Criminal Justice

Family Of Houston Woman Allegedly Stabbed To Death By Husband Sues Harris County Over Bail Policies

Melanie Infinger blames misdemeanor bail reform for her daughter’s murder, because the alleged killer was out on a cashless bond at the time of the woman’s death.

Caitlynne Infinger Guajardo was allegedly stabbed 20 times by her husband, who was out on a no-cash bond at the time, in August 2019. Her mother is now suing Harris County.
Courtesy of Ben Crump Law
Caitlynne Infinger Guajardo was allegedly stabbed 20 times by her husband, who was out on a no-cash bond at the time, in August 2019. Her mother is now suing Harris County.

The mother of a woman allegedly killed by her husband while he was out on bond two years ago has filed a federal lawsuit against Harris County and 26 criminal court judges and magistrates, claiming that the county’s bail policies led directly to her death.

Alex Guajardo is accused of stabbing his wife, Caitlynne Guajardo, 20 times in August 2019. Both she and her unborn baby died.

Her mother, Melanie Infinger, blames Harris County's misdemeanor bail reform for Caitlynne's death, because her husband was out on a cashless bail for a misdemeanor assault at the time of the murder.

That reform, which went into effect in early 2019, was in response to a lawsuit filed by Maranda O’Donnell, who was arrested in May 2016 for an invalid driver's license and detained in Harris County Jail for three days because she couldn't afford the $2,500 bail.

Harris County’s bail program now requires judges to release the majority of misdemeanor defendants at no cost. Those accused of some crimes, like domestic violence, must go before a magistrate judge. If the magistrate wants to impose cash bail, they need to have "clear and convincing evidence" of the defendant's ability to pay or that no less restrictive condition would ensure the defendant's appearance for trial, according to Harris County Criminal Court rules of law.

Infinger has retained civil rights attorney Ben Crump, who is primarily known nationwide for representing Black victims of police violence, including the family of George Floyd.

Crump said he understands the need to limit excessive bond amounts that disproportionately affect poor defendants, “but there cannot be the extreme on the other side of the spectrum where violent offenders have no consequences for their actions.”

Crump's co-counsel, Brian Mazzola, said that while Harris County's bail reform was sold to the public as ensuring poor people wouldn't be disadvantaged in the criminal justice system, he believed it went way beyond that.

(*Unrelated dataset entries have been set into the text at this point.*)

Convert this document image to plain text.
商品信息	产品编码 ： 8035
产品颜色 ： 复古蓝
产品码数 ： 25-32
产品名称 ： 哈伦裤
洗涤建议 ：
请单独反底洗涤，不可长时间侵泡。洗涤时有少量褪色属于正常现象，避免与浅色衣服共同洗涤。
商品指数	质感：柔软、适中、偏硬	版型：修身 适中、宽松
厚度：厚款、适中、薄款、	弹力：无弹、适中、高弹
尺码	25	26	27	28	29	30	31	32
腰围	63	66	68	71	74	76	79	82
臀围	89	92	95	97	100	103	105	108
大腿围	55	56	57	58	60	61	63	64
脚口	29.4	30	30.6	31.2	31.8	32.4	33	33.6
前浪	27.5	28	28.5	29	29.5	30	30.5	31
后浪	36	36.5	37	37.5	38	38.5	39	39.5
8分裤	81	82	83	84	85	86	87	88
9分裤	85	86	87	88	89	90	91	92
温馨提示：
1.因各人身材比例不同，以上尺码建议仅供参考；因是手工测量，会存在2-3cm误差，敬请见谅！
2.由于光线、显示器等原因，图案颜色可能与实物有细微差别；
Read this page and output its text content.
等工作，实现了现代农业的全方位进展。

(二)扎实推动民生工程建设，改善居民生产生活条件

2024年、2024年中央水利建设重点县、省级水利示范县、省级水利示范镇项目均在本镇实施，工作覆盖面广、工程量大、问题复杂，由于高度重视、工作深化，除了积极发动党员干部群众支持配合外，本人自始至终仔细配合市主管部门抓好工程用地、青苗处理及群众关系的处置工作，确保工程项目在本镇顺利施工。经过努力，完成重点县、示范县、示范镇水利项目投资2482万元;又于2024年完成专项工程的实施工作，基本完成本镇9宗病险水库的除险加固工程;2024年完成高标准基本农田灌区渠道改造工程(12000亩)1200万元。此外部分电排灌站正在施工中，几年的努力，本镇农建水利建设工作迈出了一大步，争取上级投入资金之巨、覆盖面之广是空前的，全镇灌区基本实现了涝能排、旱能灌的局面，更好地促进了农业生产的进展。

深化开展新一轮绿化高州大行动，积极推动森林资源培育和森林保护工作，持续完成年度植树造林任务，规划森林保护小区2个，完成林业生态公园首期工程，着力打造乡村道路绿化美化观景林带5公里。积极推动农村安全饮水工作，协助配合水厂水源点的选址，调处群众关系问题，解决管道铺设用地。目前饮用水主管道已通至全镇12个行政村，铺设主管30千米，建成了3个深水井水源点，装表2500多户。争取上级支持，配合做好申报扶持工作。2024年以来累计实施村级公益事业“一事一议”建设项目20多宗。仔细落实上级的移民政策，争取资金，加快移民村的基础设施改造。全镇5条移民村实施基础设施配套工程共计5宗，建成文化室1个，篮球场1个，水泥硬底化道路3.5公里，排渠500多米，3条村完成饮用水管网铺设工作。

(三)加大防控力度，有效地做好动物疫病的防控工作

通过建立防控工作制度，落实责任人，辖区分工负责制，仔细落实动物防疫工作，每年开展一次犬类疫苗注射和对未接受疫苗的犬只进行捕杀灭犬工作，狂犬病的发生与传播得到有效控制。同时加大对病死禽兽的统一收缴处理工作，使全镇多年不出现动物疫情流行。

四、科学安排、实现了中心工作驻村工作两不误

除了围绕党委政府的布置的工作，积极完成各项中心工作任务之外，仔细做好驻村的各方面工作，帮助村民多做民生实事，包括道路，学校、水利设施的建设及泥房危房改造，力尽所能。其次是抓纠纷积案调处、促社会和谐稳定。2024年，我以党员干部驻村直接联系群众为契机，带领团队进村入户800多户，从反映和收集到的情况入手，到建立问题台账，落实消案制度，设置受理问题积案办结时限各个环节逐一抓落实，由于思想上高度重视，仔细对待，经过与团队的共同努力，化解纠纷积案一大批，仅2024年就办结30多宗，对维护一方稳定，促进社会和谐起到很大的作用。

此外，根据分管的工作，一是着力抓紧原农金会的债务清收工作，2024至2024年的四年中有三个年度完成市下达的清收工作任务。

"At some point it became obvious that (reform) was actually just a ploy to let everybody out," he said. "Without regard to whether it was a violent crime or not."

Two reports by independent monitors released September 2020 and March 2021 found that bail reform has not led to an increase in arrests for reoffenders in Harris County.

Phillip Lyons, dean of the Criminal Justice Center at Sam Houston State University, said there will always be people who commit violent crimes while out on low or no-cash bonds, but that doesn't necessarily justify scrapping a reform meant to keep poor, nonviolent people out of jail.

"Of course, if you adopt the view, as many do, that ‘one is too many,' then your only choice is never to release anyone for anything," Lyons wrote in an email.

Infinger said she filed the lawsuit to achieve change.

"This is happening too often and that's what this lawsuit is about," she said.

The suit is asking for damages in an undetermined amount and for the court to declare Harris County's bail reform a violation of established rules.

The Harris County Attorney's Office declined to comment on the lawsuit at this time.